Thank you for all the replies Zbigniew, it's been very educational. (In reply to Zbigniew Jędrzejewski-Szmek from comment #10) > (In reply to Alexander Ploumistos from comment #9) > > Unversioned so-files > > pyinstrument: /usr/lib64/python3.11/site-packages/pyinstrument/low_level/stat_profile.cpython-311-x86_64-linux-gnu.so > > You didn't mention this one, but it is another similar case: rpmlint could > check > that this path is not in the shared library search path, and avoid the > useless warning. > Or it could even hardcode that anything with /site-packages/ can be ignored. > Instead, > we emit this warning for a large subset of the ~10k python packages.
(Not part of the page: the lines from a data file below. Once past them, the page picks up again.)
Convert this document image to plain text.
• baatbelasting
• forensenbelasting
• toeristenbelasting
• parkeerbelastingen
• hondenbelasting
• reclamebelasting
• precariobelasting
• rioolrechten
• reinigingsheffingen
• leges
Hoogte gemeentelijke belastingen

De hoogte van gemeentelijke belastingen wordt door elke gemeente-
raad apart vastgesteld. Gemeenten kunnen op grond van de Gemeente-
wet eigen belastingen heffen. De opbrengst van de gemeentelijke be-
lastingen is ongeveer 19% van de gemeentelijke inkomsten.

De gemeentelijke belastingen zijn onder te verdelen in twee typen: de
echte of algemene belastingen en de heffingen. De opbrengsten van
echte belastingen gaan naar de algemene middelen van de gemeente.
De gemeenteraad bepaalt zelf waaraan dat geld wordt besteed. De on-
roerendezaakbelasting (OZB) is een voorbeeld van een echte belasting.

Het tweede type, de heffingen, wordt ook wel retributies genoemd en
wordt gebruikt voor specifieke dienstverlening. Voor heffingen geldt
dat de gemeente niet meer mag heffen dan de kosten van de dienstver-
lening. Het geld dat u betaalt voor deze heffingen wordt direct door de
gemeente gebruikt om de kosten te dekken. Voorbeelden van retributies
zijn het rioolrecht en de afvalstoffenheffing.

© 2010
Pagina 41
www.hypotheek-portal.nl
I didn't mention it, because I had already checked myself (as required): [x]: Development (unversioned) .so files in -devel subpackage, if present. Note: Unversioned so-files in private %_libdir subdirectory (see attachment). Verify they are not in ld path. > Updated. The only change is the license breakdown: > Spec URL: https://in.waw.pl/~zbyszek/fedora/pyinstrument.spec > SRPM URL: https://in.waw.pl/~zbyszek/fedora/pyinstrument-4.4.0-3.fc39.src.rpm Something has glitched here, because rpmlint spews a new warning: pyinstrument.x86_64: W: incoherent-version-in-changelog 4.4.0-2 ['4.4.0-3.fc39', '4.4.0-3'] I trust you are more than capable of dealing with this - if indeed it needs to be dealt with. The package is approved. P.S.: I'll try to advance with input-remapper on Thursday, though realistically it's probably going to be the weekend, work has drained both my time and my brain.
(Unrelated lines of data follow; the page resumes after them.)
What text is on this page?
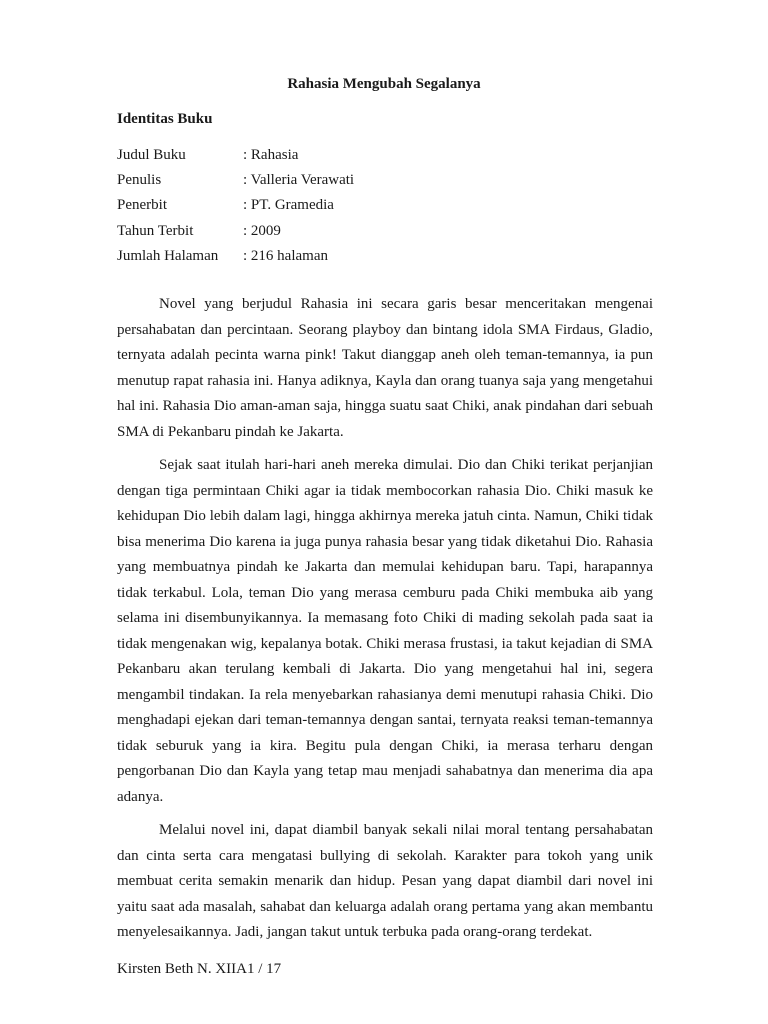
Rahasia Mengubah Segalanya
Identitas Buku
Judul Buku	: Rahasia
Penulis	: Valleria Verawati
Penerbit	: PT. Gramedia
Tahun Terbit	: 2009
Jumlah Halaman	: 216 halaman

Novel yang berjudul Rahasia ini secara garis besar menceritakan mengenai persahabatan dan percintaan. Seorang playboy dan bintang idola SMA Firdaus, Gladio, ternyata adalah pecinta warna pink! Takut dianggap aneh oleh teman-temannya, ia pun menutup rapat rahasia ini. Hanya adiknya, Kayla dan orang tuanya saja yang mengetahui hal ini. Rahasia Dio aman-aman saja, hingga suatu saat Chiki, anak pindahan dari sebuah SMA di Pekanbaru pindah ke Jakarta.

Sejak saat itulah hari-hari aneh mereka dimulai. Dio dan Chiki terikat perjanjian dengan tiga permintaan Chiki agar ia tidak membocorkan rahasia Dio. Chiki masuk ke kehidupan Dio lebih dalam lagi, hingga akhirnya mereka jatuh cinta. Namun, Chiki tidak bisa menerima Dio karena ia juga punya rahasia besar yang tidak diketahui Dio. Rahasia yang membuatnya pindah ke Jakarta dan memulai kehidupan baru. Tapi, harapannya tidak terkabul. Lola, teman Dio yang merasa cemburu pada Chiki membuka aib yang selama ini disembunyikannya. Ia memasang foto Chiki di mading sekolah pada saat ia tidak mengenakan wig, kepalanya botak. Chiki merasa frustasi, ia takut kejadian di SMA Pekanbaru akan terulang kembali di Jakarta. Dio yang mengetahui hal ini, segera mengambil tindakan. Ia rela menyebarkan rahasianya demi menutupi rahasia Chiki. Dio menghadapi ejekan dari teman-temannya dengan santai, ternyata reaksi teman-temannya tidak seburuk yang ia kira. Begitu pula dengan Chiki, ia merasa terharu dengan pengorbanan Dio dan Kayla yang tetap mau menjadi sahabatnya dan menerima dia apa adanya.

Melalui novel ini, dapat diambil banyak sekali nilai moral tentang persahabatan dan cinta serta cara mengatasi bullying di sekolah. Karakter para tokoh yang unik membuat cerita semakin menarik dan hidup. Pesan yang dapat diambil dari novel ini yaitu saat ada masalah, sahabat dan keluarga adalah orang pertama yang akan membantu menyelesaikannya. Jadi, jangan takut untuk terbuka pada orang-orang terdekat.

Kirsten Beth N. XIIA1 / 17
(In reply to Alexander Ploumistos from comment #13) > Something has glitched here, because rpmlint spews a new warning: > pyinstrument.x86_64: W: incoherent-version-in-changelog 4.4.0-2 > ['4.4.0-3.fc39', '4.4.0-3'] I used '[skip changelog]' in the commit (because it only affects the spec file), and doesn't need to be described in %changelog. But this means that the generated spec file has the release field bumped without a changelog entry (the last changelog entry is 4.4.0-2, but the srpm has version 4.4.0-3). Basically, with rpmautospec, if there is no changelog entry for a rebuild, the user has to assume that there is no user-visible change since the last entry in the changelog. The same is actually true with a manual changelog, except that there the maintainer might have simply forgotten to do a changelog entry. In principle, we could try to implement some solution for this, but I think that this matters very little for users and we can ignore the problem. OTOH, fedora-review and rpmlint should understand that %autochangelog is used (there's a tag at the top of the spec file: ## RPMAUTOSPEC: autorelease, autochangelog ) and completely ignore the generated changelog. > The package is approved. Thanks!
The Pagure repository was created at https://src.fedoraproject.org/rpms/pyinstrument
It's now available in rawhide and in updates for F38 and F37.